Sandra yang telah mendedikasikan dirinya sebagai seorang guru menjalani semua ini dengan sukacita. Setiap hari sepulang mengajar dan setelah rehat sejenak ,Sandra siap memberikan tambahan pengajaran kepada para murid setiap pukul 17.00 WIB. Mulai belajar baca tulis sampai berbagi cerita kepada anak-anak, ia lakoni dengan sepenuh hati. Alhasil setelah dijalaninya dengan sepenuh hati, ia melihat usahanya berbuah manis. Dalam penampilan misalnya, murid-murid mulai bisa berpakaian rapi.

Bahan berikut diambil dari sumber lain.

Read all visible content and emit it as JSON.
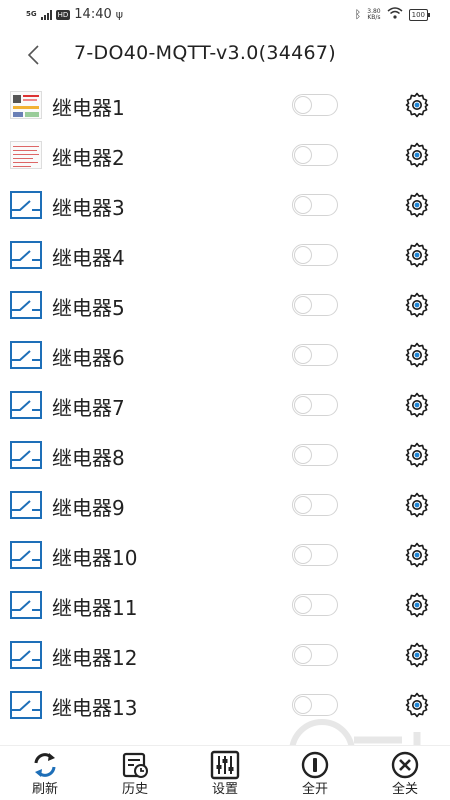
{
  "status_bar": {
    "network": "5G",
    "hd": "HD",
    "time": "14:40",
    "usb_icon": "usb-icon",
    "bluetooth_icon": "bluetooth-icon",
    "speed_value": "3.80",
    "speed_unit": "KB/s",
    "wifi_icon": "wifi-icon",
    "battery": "100"
  },
  "header": {
    "back_icon": "chevron-left-icon",
    "title": "7-DO40-MQTT-v3.0(34467)"
  },
  "relays": [
    {
      "label": "继电器1",
      "icon": "image-thumbnail",
      "on": false
    },
    {
      "label": "继电器2",
      "icon": "image-thumbnail",
      "on": false
    },
    {
      "label": "继电器3",
      "icon": "switch-icon",
      "on": false
    },
    {
      "label": "继电器4",
      "icon": "switch-icon",
      "on": false
    },
    {
      "label": "继电器5",
      "icon": "switch-icon",
      "on": false
    },
    {
      "label": "继电器6",
      "icon": "switch-icon",
      "on": false
    },
    {
      "label": "继电器7",
      "icon": "switch-icon",
      "on": false
    },
    {
      "label": "继电器8",
      "icon": "switch-icon",
      "on": false
    },
    {
      "label": "继电器9",
      "icon": "switch-icon",
      "on": false
    },
    {
      "label": "继电器10",
      "icon": "switch-icon",
      "on": false
    },
    {
      "label": "继电器11",
      "icon": "switch-icon",
      "on": false
    },
    {
      "label": "继电器12",
      "icon": "switch-icon",
      "on": false
    },
    {
      "label": "继电器13",
      "icon": "switch-icon",
      "on": false
    }
  ],
  "bottom_bar": {
    "refresh": "刷新",
    "history": "历史",
    "settings": "设置",
    "all_on": "全开",
    "all_off": "全关"
  },
  "colors": {
    "accent_blue": "#1e6fb8",
    "gear_dark": "#1a1a1a",
    "gear_dot": "#1f86d6",
    "toggle_border": "#d4d4d4"
  }
}
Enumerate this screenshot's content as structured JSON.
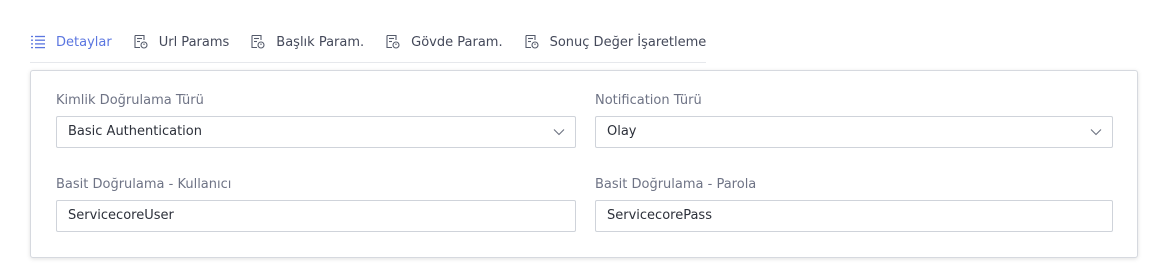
{
  "tabs": [
    {
      "label": "Detaylar",
      "active": true,
      "icon": "list-icon"
    },
    {
      "label": "Url Params",
      "active": false,
      "icon": "params-icon"
    },
    {
      "label": "Başlık Param.",
      "active": false,
      "icon": "params-icon"
    },
    {
      "label": "Gövde Param.",
      "active": false,
      "icon": "params-icon"
    },
    {
      "label": "Sonuç Değer İşaretleme",
      "active": false,
      "icon": "params-icon"
    }
  ],
  "form": {
    "auth_type": {
      "label": "Kimlik Doğrulama Türü",
      "value": "Basic Authentication"
    },
    "notification_type": {
      "label": "Notification Türü",
      "value": "Olay"
    },
    "basic_user": {
      "label": "Basit Doğrulama - Kullanıcı",
      "value": "ServicecoreUser"
    },
    "basic_pass": {
      "label": "Basit Doğrulama - Parola",
      "value": "ServicecorePass"
    }
  },
  "colors": {
    "accent": "#5b76e0",
    "border": "#cfd3da",
    "label": "#6e7385"
  }
}
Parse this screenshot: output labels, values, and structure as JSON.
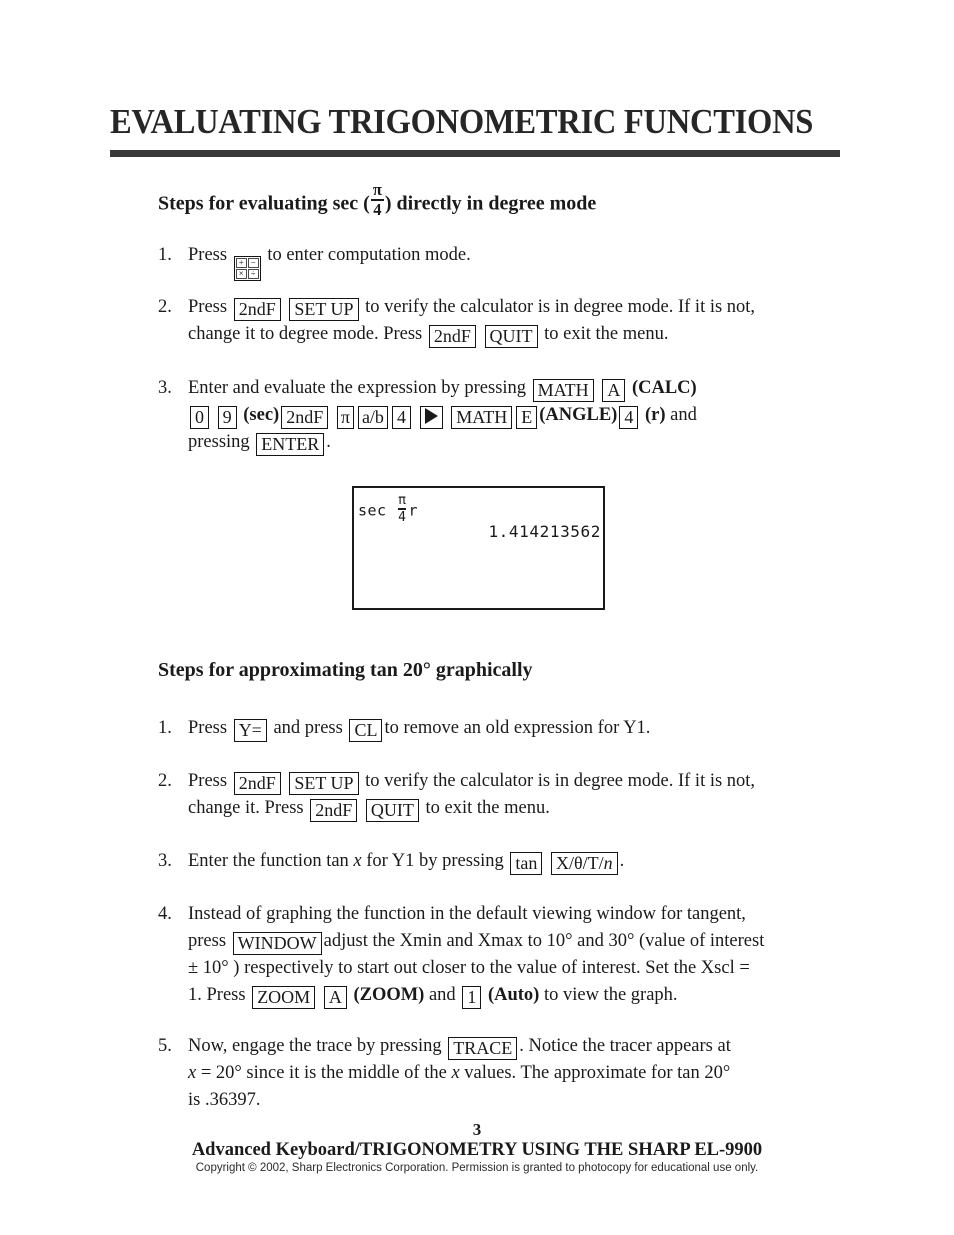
{
  "document": {
    "title": "EVALUATING TRIGONOMETRIC FUNCTIONS"
  },
  "sections": [
    {
      "heading_prefix": "Steps for evaluating sec (",
      "heading_numerator": "π",
      "heading_denominator": "4",
      "heading_suffix": ") directly in degree mode",
      "steps": [
        {
          "number": "1.",
          "text_before_key": "Press",
          "mode_key_cells": [
            "+",
            "−",
            "×",
            "÷"
          ],
          "text_after_key": "to enter computation mode."
        },
        {
          "number": "2.",
          "line1_a": "Press",
          "line1_key1": "2ndF",
          "line1_key2": "SET UP",
          "line1_b": "to verify the calculator is in degree mode.  If it is not,",
          "line2_a": "change it to degree mode.  Press",
          "line2_key1": "2ndF",
          "line2_key2": "QUIT",
          "line2_b": "to exit the menu."
        },
        {
          "number": "3.",
          "line1_a": "Enter and evaluate the expression by pressing",
          "line1_key1": "MATH",
          "line1_key2": "A",
          "line1_b": "(CALC)",
          "line2_key1": "0",
          "line2_key2": "9",
          "line2_a": "(sec)",
          "line2_key3": "2ndF",
          "line2_key4": "π",
          "line2_key5": "a/b",
          "line2_key6": "4",
          "line2_key7": "right-triangle-icon",
          "line2_key8": "MATH",
          "line2_key9": "E",
          "line2_b": "(ANGLE)",
          "line2_key10": "4",
          "line2_c": "(r)",
          "line2_d": "and",
          "line3_a": "pressing",
          "line3_key1": "ENTER",
          "line3_b": "."
        }
      ]
    },
    {
      "heading": "Steps for approximating tan 20° graphically",
      "steps": [
        {
          "number": "1.",
          "a": "Press",
          "key1": "Y=",
          "b": "and press",
          "key2": "CL",
          "c": "to remove an old expression for Y1."
        },
        {
          "number": "2.",
          "line1_a": "Press",
          "line1_key1": "2ndF",
          "line1_key2": "SET UP",
          "line1_b": "to verify the calculator is in degree mode.  If it is not,",
          "line2_a": "change it.  Press",
          "line2_key1": "2ndF",
          "line2_key2": "QUIT",
          "line2_b": "to exit the menu."
        },
        {
          "number": "3.",
          "a": "Enter the function tan",
          "italic_x": "x",
          "b": "for Y1 by pressing",
          "key1": "tan",
          "key2_prefix": "X/θ/T/",
          "key2_italic": "n",
          "c": "."
        },
        {
          "number": "4.",
          "line1": "Instead of graphing the function in the default viewing window for tangent,",
          "line2_a": "press",
          "line2_key1": "WINDOW",
          "line2_b": "adjust the Xmin and Xmax to 10° and 30° (value of interest",
          "line3": "± 10° ) respectively to start out closer to the value of interest.  Set the Xscl =",
          "line4_a": "1.  Press",
          "line4_key1": "ZOOM",
          "line4_key2": "A",
          "line4_b": "(ZOOM)",
          "line4_c": "and",
          "line4_key3": "1",
          "line4_d": "(Auto)",
          "line4_e": "to view the graph."
        },
        {
          "number": "5.",
          "line1_a": "Now, engage the trace by pressing",
          "line1_key1": "TRACE",
          "line1_b": ".  Notice the tracer appears at",
          "line2_x1": "x",
          "line2_a": "= 20° since it is the middle of the",
          "line2_x2": "x",
          "line2_b": "values.  The approximate for tan 20°",
          "line3": "is .36397."
        }
      ]
    }
  ],
  "calculator_screen": {
    "expression_function": "sec",
    "expression_numerator": "π",
    "expression_denominator": "4",
    "expression_unit": "r",
    "result": "1.414213562"
  },
  "footer": {
    "page_number": "3",
    "title": "Advanced Keyboard/TRIGONOMETRY USING THE SHARP EL-9900",
    "copyright": "Copyright © 2002, Sharp Electronics Corporation.  Permission is granted to photocopy for educational use only."
  },
  "colors": {
    "text": "#1a1a1a",
    "rule": "#3a3a3a",
    "background": "#ffffff"
  }
}
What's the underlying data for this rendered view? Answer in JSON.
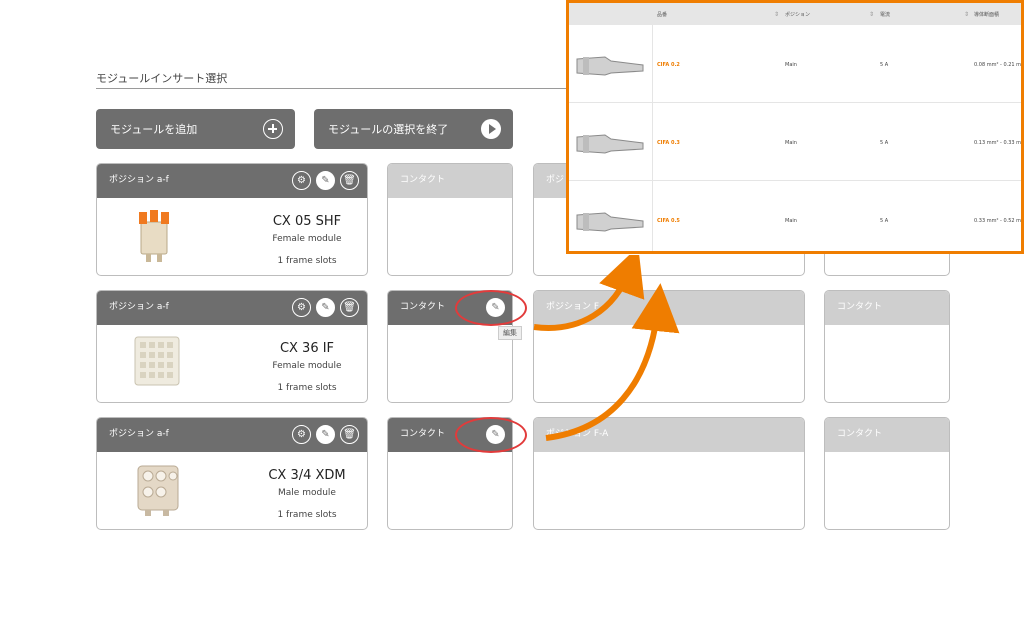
{
  "section": {
    "title": "モジュールインサート選択"
  },
  "actions": {
    "add_module": "モジュールを追加",
    "finish_selection": "モジュールの選択を終了"
  },
  "modules": [
    {
      "position": "ポジション a-f",
      "name": "CX 05 SHF",
      "type": "Female module",
      "slots": "1 frame slots"
    },
    {
      "position": "ポジション a-f",
      "name": "CX 36 IF",
      "type": "Female module",
      "slots": "1 frame slots"
    },
    {
      "position": "ポジション a-f",
      "name": "CX 3/4 XDM",
      "type": "Male module",
      "slots": "1 frame slots"
    }
  ],
  "contact_label": "コンタクト",
  "position_labels": {
    "row1": "ポジ",
    "row2": "ポジション F",
    "row3": "ポジション F-A"
  },
  "tooltip": "編集",
  "popup": {
    "headers": {
      "part_no": "品番",
      "position": "ポジション",
      "current": "電流",
      "cross_section": "導体断面積"
    },
    "rows": [
      {
        "part_no": "CIFA 0.2",
        "position": "Main",
        "current": "5 A",
        "cross_section": "0.08 mm² - 0.21 m"
      },
      {
        "part_no": "CIFA 0.3",
        "position": "Main",
        "current": "5 A",
        "cross_section": "0.13 mm² - 0.33 m"
      },
      {
        "part_no": "CIFA 0.5",
        "position": "Main",
        "current": "5 A",
        "cross_section": "0.33 mm² - 0.52 m"
      }
    ]
  },
  "colors": {
    "accent": "#ef7d00",
    "highlight": "#e23b3b",
    "dark_header": "#6e6e6e",
    "light_header": "#cfcfcf"
  },
  "icons": [
    "plus-circle-icon",
    "play-circle-icon",
    "settings-icon",
    "pencil-icon",
    "trash-icon"
  ]
}
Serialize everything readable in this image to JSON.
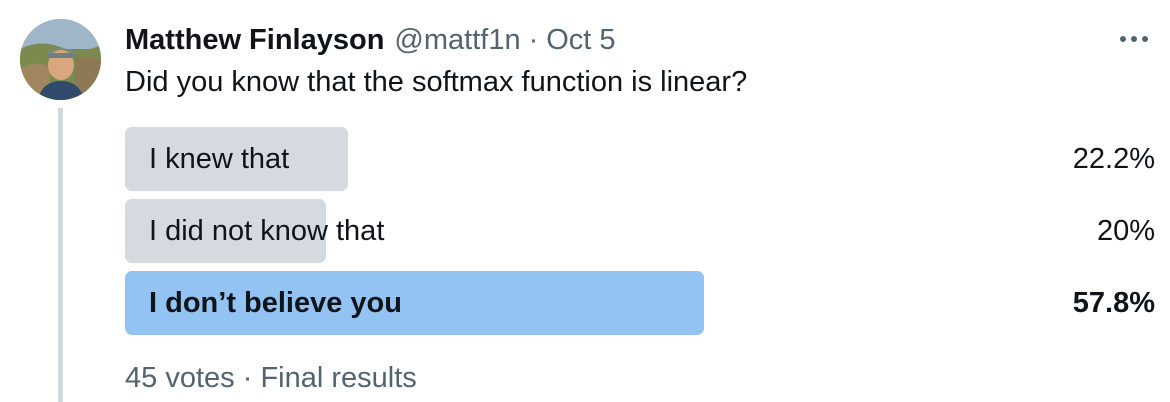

Bagi anak laki-laki sudah tidak ada lagi yang berambut panjang dan anak perempuan sudah memakai ikat rambut. Kebiasaan-kebiasaan buruk, seperti perkataan kasar dan perilaku di luar norma anak-anak sudah jauh berkurang. Dan keterampilan membaca tulis juga memperlihatkan hasil yang memuaskan. Maka tak sedikit orang tua murid yang merasa bersyukur dan bangga anak-anaknya bisa belajar di Sekolah Cinta Kasih Tzu Chi. "Ada orang tua yang berkata kepada saya, " Saya merasa bangga anak saya bisa bersekolah di sini," aku Sandra.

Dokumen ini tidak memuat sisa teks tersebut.